Die historischen Hintergründe sind mit
dem Hinweis auf die imperialistische Penetration zu oberflächlich beschrieben.
Hier können die älteren historischen Gründe für den Machtgewinn der
europäischen Staaten nicht hinreichend geklärt werden. Ansätze dazu habe ich
beschrieben in: Voigt, Gerhard, 1986: Industrialisierung in England und
Algerien. Das Vergleichen von Entwicklungen. Quelle: Praxis Geographie 11/1986,
S. 19 23. Wichtiger ist die Neuordnung der Machtverhältnisse durch die Herausbildung
der „Semiperipherien“, wie sie analysiert werden in: Wallerstein, Immanuel,
1974: The Modern World-System: Capitalist Agriculture Hand the Origins of the
European World-Economy in the Sixteenth Century.

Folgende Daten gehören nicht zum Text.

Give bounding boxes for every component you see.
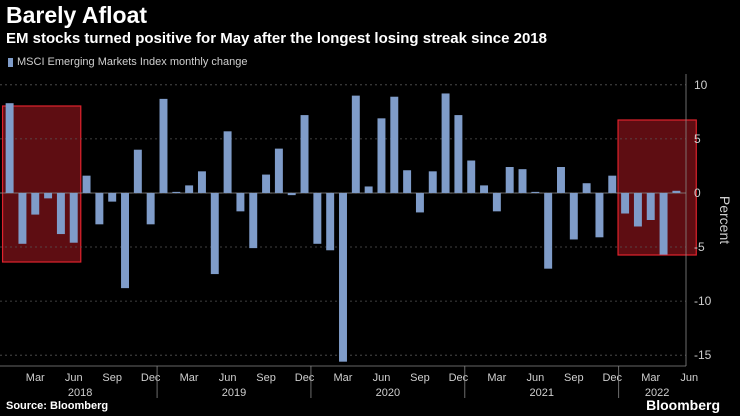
legend-label: MSCI Emerging Markets Index monthly chan…: [17, 56, 248, 68]
x-tick-label: Dec: [141, 372, 161, 384]
bar: [557, 167, 565, 193]
bar: [364, 186, 373, 193]
brand-logo: Bloomberg: [646, 397, 720, 413]
chart-title: Barely Afloat: [6, 2, 148, 28]
source-note: Source: Bloomberg: [6, 400, 109, 412]
x-tick-label: Mar: [26, 372, 45, 384]
bar: [415, 192, 424, 213]
bar: [133, 149, 142, 193]
x-tick-label: Jun: [680, 372, 698, 384]
bar: [621, 192, 630, 214]
bar: [300, 115, 309, 193]
x-tick-label: Dec: [449, 372, 469, 384]
x-tick-label: Sep: [410, 372, 430, 384]
y-tick-label: 5: [694, 132, 701, 146]
bar: [5, 103, 14, 193]
bar: [210, 192, 219, 275]
chart-subtitle: EM stocks turned positive for May after …: [6, 30, 547, 47]
x-tick-label: Mar: [641, 372, 660, 384]
bar: [633, 192, 642, 227]
y-tick-label: -5: [694, 240, 705, 254]
bar: [595, 192, 604, 238]
bar: [505, 167, 514, 193]
x-tick-label: Jun: [526, 372, 544, 384]
x-year-label: 2020: [376, 387, 400, 399]
x-tick-label: Jun: [373, 372, 391, 384]
y-tick-label: -10: [694, 294, 712, 308]
bar: [197, 171, 206, 193]
bar: [390, 96, 399, 193]
bar: [377, 118, 386, 193]
bar: [480, 185, 489, 193]
bar: [108, 192, 117, 202]
x-year-label: 2022: [645, 387, 669, 399]
legend-swatch: [8, 57, 13, 67]
x-year-label: 2018: [68, 387, 92, 399]
bar: [313, 192, 322, 244]
bar: [672, 190, 681, 193]
bar: [69, 192, 78, 243]
bar: [608, 175, 617, 193]
highlight-box: [1, 105, 82, 263]
bar: [95, 192, 104, 225]
x-tick-label: Dec: [602, 372, 622, 384]
x-tick-label: Jun: [65, 372, 83, 384]
bar: [441, 93, 450, 193]
highlight-box: [617, 119, 697, 256]
bar: [544, 192, 553, 269]
bar: [403, 170, 412, 193]
bar: [146, 192, 155, 225]
bar: [646, 192, 655, 220]
bar: [31, 192, 40, 215]
x-tick-label: Mar: [334, 372, 353, 384]
x-tick-label: Sep: [102, 372, 122, 384]
bar: [428, 171, 437, 193]
bar: [339, 192, 347, 362]
y-tick-label: -15: [694, 348, 712, 362]
y-tick-label: 0: [694, 186, 701, 200]
bar: [223, 131, 232, 193]
x-tick-label: Mar: [487, 372, 506, 384]
bar: [249, 192, 258, 249]
bar: [582, 183, 591, 193]
x-tick-label: Sep: [256, 372, 276, 384]
bar: [659, 192, 668, 255]
bar: [492, 192, 501, 212]
y-tick-label: 10: [694, 78, 708, 92]
bar: [569, 192, 578, 240]
bar: [159, 98, 168, 193]
bar: [274, 148, 283, 193]
bar: [82, 175, 91, 193]
x-tick-label: Jun: [219, 372, 237, 384]
bar: [18, 192, 27, 244]
bar: [351, 95, 360, 193]
bar: [287, 192, 296, 196]
x-year-label: 2021: [530, 387, 554, 399]
x-tick-label: Sep: [564, 372, 584, 384]
bar: [518, 169, 527, 193]
bar: [467, 160, 476, 193]
x-tick-label: Dec: [295, 372, 315, 384]
bar: [44, 192, 53, 199]
bar: [185, 185, 194, 193]
legend: MSCI Emerging Markets Index monthly chan…: [8, 56, 248, 68]
bar: [454, 115, 463, 193]
x-year-label: 2019: [222, 387, 246, 399]
bar: [121, 192, 129, 289]
y-axis-label: Percent: [717, 196, 733, 244]
bar: [172, 191, 181, 193]
bar: [262, 174, 271, 193]
bar: [56, 192, 65, 235]
bar: [236, 192, 245, 212]
x-tick-label: Mar: [180, 372, 199, 384]
bar: [531, 191, 540, 193]
bar: [326, 192, 335, 251]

New York. – und speziell
bezogen auf die Türkei in: Wallerstein, Immanuel / Decdeli, Hale / Kasaba,
Resat, 1984: Die Inkorporation des Osmanischen Reiches in die Weltwirtschaft,
in Jahrbuch zur Geschichte und Gesellschaft des Vorderen und Mittleren Orients.
S. 397-417.
Es besteht daraufhin eine Dialektik zwischen zunehmenden
äußeren Einflüssen und der gesellschaftlichen Wahrnehmung in den betroffenen
Ländern selbst, wie sie z.B. großartig beschrieben wird in einem neuen
biographisch-historischen Roman aus Iran: Shakib, Siba, 2011: Eskandar. Roman.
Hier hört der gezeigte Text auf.